We thus see that it is impossible to consider this contract, as the referee has done, an agreement for the purchase and sale of lands. It is only an agreement with one person to pay a certain sum for premises of another; and when it is broken the question is, how much is the aggrieved party damaged.
*447It may be compared to a guaranty that, on a foreclosure and sale, premises shall sell for such a sum. It may not be necessary, in this instance, that there.should be an actual foreclosure and sale. Yet such a guaranty as has just been mentioned, will illustrate the rule of damage, and the difference between such an agreement and a contract for purchase and sale.
It may be said that the plaintiffs having become the owners of, or having control of the title, can now enforce the contract by specific performance. The answer is this: as parties to the original contract they made no agreement to sell, and, therefore, cannot compel the defendant to buy. As grantees of the Bumps, who were the owners, the plaintiffs have no contract with the defendants to enforce. The Bumps never agreed to sell to the defendant.

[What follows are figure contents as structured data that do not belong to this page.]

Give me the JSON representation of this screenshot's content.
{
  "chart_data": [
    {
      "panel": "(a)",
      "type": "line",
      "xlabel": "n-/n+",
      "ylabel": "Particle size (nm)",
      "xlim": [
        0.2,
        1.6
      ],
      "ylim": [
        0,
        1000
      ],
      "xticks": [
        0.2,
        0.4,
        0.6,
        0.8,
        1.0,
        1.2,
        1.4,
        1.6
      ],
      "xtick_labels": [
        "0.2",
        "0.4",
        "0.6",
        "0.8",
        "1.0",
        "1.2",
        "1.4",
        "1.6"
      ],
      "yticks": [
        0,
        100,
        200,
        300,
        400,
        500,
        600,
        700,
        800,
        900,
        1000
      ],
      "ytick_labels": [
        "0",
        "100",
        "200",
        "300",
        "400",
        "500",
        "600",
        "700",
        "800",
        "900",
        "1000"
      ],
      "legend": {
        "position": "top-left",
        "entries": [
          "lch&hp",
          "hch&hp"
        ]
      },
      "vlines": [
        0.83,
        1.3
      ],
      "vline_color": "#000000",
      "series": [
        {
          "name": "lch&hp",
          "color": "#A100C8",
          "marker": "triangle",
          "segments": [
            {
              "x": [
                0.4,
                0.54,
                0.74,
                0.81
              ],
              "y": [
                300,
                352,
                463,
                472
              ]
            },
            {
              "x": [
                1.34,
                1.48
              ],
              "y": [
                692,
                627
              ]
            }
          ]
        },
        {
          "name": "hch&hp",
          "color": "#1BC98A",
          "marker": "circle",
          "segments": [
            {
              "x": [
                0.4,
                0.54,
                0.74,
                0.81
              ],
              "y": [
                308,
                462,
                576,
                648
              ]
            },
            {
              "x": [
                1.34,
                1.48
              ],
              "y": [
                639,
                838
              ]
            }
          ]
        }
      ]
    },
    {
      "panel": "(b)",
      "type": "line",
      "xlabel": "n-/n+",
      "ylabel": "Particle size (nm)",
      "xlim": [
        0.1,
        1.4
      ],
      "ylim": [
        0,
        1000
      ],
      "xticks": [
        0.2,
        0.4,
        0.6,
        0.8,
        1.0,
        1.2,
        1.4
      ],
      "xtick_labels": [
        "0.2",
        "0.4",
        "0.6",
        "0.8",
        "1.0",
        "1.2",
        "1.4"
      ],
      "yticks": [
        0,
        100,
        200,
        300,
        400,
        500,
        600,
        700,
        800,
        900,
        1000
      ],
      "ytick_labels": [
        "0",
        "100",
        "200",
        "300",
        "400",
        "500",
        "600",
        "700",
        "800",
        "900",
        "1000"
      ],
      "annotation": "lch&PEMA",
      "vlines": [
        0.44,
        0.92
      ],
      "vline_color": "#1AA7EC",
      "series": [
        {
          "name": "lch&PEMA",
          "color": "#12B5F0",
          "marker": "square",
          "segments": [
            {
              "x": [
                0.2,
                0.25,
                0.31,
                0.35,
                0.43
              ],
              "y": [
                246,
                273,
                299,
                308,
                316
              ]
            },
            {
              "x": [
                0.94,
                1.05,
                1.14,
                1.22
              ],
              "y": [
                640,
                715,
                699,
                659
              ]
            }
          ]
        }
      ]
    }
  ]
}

The question what damages the plaintiffs have sustained is not easy to determine. If there had been a foreclosure and sale the result would have determined this. But it does not seem to be a necessary condition of the contract that there should be such a foreclosure. The defendant has refused to pay for the premises the amount which he agreed to pay. For this breach he is liable to pay the consequent damages. If he had fulfilled his agreement the plaintiffs would have received the amount of their $500 mortgage and interest. This, then, is the amount that they have been damnified by his breach.
The plaintiff, therefore, should have a judgment to recover against the defendant the amount of the $500 mortgage and interest. This will be without prejudice to the rights, if any, which the defendant may hereafter have, after such payment, to claim a right to have an assignment of the $500 mortgage. "We do not determine the rights and equities of the several parties in case any suit should be brought for that purpose. No costs of this appeal to either party.
Present — Learned, P. J., Bocees and Boardman, JJ.Judgment modified, order to be settled by Learned, P. J., in accordance with opinion.